I speak from experience. 8-)
PRB
Joris, and all,
I do think that numerable emerging projects (like Kevin Kiernan's 'Edition Production Tool' (EPT) and Sebastian Rahtz' Open Office TEI filter) are doing an increasingly good job at both abstracting away form the TEI-particulars and hiding the major amount of time and work involved in applying XML by hand. Which is what good software tools should be all about: abstracting from technical particulars and supporting any process in such a way the it becomes faster, more efficient and easier to use. Thus providing the tools that answer to the scholars intuition when handling and structuring text, seems a good way forward to me. That mark up recedes into the background due to such abstracting developments is a good thing. Just like you don't need to know the XML particulars of an OTD-XML file to write a perfectly comprehensible letter in Open Office, you shouldn't need to know the TEI-XML particulars when structuring a text for literary research purposes.
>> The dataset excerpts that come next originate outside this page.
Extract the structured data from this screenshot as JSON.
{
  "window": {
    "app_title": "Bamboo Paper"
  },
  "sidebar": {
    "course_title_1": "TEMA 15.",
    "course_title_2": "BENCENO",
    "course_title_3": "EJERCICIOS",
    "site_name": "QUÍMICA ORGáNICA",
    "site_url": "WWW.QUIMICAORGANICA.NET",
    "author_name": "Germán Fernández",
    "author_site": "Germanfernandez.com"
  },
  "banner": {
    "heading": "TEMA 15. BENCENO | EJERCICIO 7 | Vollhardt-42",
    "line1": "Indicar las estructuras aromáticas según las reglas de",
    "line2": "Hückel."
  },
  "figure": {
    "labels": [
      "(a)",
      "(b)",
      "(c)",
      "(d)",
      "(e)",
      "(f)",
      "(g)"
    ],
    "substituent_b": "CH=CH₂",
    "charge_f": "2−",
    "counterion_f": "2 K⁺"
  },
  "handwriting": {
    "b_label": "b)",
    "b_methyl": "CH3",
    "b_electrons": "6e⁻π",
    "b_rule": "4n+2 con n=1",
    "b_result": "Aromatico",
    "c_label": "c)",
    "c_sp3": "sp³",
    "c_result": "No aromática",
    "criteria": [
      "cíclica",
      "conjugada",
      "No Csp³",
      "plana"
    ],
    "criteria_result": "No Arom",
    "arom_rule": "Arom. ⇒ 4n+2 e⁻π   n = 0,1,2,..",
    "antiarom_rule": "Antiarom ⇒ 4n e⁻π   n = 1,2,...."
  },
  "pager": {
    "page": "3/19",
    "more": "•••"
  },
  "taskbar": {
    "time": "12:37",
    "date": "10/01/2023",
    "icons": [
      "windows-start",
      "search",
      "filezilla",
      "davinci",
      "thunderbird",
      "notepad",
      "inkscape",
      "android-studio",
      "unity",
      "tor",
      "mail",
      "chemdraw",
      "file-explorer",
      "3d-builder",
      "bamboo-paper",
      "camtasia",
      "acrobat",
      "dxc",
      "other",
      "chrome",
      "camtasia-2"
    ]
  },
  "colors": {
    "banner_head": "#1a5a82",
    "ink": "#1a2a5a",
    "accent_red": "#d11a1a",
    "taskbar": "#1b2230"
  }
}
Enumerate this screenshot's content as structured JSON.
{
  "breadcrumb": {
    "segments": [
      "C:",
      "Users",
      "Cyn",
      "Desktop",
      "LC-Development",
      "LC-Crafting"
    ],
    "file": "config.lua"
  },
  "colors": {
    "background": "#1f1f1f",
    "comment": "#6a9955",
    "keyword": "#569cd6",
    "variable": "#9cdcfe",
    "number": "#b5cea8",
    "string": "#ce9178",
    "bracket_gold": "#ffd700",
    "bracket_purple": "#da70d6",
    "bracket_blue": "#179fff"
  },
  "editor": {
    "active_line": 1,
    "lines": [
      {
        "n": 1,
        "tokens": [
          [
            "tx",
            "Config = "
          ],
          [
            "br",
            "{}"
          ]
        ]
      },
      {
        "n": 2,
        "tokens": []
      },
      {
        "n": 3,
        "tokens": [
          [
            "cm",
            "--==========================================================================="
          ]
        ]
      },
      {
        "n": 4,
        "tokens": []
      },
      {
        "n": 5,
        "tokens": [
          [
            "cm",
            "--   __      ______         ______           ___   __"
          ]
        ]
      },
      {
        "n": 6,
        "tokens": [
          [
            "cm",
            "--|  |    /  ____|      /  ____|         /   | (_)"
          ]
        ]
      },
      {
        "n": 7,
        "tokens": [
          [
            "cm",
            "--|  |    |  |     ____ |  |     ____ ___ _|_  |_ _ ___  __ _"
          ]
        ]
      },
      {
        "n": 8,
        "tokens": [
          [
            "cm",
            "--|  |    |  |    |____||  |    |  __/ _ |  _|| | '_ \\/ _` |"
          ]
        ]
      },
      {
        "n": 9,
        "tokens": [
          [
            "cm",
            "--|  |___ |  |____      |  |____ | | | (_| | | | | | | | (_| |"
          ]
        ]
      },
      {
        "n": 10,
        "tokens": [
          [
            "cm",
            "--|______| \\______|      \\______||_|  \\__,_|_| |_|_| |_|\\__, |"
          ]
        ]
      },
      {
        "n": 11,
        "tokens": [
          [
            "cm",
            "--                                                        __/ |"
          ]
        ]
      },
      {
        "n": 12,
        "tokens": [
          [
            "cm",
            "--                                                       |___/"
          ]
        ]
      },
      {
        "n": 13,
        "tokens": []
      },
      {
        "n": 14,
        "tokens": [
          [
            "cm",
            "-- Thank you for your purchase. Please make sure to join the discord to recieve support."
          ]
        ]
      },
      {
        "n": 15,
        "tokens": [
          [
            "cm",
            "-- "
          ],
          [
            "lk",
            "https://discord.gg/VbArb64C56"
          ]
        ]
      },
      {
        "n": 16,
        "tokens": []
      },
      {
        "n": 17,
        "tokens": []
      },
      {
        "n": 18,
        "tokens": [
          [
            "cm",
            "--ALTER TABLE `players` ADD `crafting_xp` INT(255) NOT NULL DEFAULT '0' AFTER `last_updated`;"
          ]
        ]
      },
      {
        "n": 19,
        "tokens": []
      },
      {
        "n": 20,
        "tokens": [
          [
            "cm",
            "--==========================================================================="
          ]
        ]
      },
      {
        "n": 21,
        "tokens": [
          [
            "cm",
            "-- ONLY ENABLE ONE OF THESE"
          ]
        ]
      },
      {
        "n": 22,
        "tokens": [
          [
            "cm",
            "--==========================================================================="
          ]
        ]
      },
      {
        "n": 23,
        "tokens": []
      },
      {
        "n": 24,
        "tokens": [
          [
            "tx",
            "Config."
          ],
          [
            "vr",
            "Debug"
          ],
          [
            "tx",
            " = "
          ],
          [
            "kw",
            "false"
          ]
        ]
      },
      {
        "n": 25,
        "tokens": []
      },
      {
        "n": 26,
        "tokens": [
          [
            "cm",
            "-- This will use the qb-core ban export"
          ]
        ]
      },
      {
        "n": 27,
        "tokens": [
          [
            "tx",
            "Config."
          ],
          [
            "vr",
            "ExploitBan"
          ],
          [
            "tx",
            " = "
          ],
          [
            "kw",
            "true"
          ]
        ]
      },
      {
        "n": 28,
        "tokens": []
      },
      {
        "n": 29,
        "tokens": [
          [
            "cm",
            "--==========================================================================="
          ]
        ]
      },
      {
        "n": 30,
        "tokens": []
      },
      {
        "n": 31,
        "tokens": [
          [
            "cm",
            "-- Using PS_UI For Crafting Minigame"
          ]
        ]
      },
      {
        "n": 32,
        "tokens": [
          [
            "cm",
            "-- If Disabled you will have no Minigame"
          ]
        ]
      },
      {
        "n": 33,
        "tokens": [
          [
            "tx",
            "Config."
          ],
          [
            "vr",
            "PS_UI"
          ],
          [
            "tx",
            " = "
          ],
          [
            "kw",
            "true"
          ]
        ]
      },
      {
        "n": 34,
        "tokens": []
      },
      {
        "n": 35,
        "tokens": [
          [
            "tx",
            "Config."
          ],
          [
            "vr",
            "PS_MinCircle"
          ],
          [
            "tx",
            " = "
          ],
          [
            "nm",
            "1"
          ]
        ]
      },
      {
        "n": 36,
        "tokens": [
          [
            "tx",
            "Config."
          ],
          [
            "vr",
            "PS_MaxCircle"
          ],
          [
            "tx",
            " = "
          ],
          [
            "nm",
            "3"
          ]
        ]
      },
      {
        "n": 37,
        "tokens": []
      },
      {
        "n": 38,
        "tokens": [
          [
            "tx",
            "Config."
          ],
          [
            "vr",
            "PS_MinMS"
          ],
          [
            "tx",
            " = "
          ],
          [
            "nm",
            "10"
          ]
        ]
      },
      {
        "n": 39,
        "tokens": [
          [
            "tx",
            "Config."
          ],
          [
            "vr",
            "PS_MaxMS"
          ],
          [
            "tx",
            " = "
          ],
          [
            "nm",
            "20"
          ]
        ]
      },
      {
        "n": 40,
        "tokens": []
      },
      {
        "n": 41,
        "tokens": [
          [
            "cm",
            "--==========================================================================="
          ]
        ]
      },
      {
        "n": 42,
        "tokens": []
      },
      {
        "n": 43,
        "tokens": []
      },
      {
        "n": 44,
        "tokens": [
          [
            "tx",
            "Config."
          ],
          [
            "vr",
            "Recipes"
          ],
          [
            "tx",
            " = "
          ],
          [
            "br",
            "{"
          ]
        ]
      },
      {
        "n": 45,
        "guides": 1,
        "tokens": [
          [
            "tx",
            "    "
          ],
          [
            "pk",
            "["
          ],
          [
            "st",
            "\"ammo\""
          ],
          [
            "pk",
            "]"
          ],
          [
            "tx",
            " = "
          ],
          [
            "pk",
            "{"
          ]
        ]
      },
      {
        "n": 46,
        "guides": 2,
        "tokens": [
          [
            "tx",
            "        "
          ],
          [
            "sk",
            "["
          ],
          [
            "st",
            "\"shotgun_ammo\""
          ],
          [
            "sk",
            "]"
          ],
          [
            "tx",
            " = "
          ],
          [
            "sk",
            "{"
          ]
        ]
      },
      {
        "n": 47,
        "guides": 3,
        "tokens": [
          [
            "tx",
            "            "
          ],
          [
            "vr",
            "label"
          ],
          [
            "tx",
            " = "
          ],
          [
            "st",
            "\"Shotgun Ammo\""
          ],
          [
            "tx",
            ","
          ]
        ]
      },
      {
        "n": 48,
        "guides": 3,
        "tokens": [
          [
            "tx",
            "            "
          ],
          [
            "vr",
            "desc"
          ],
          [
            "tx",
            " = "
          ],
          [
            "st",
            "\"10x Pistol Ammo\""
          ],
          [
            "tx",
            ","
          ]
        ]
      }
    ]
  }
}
The difference between writing a letter in OpenOffice and structuring a text for research is that the former is not necessarily an intellectual effort. The intellectual effort has been made by those that studied people's letter-writing habits and needs and designed the Open Office XML format.
You're right of course in advocating the use of tools that wherever possible hide the complexity of markup. But what these tools can hide is only the admittedly not very pleasant sight of lots of brackets and ampersands. All of the other complexities (e.g. what in TEI terms would be called add's and del's and unclear's and gap's and app's and rdg's and all of these nested and/or overlapping...) are there because digital editions do things that are complex. You need to understand them one way or the other.
The research value is in the act of structuring, not in the particular tagset used and not even in the mark up model applied.
This may be true if you are analysing a text for your own research purposes. But we should also try to create enduring digital resources. For durability, ease of maintenance and mutual intelligibility it is important to try to stick to standards (and therefore, to learn them).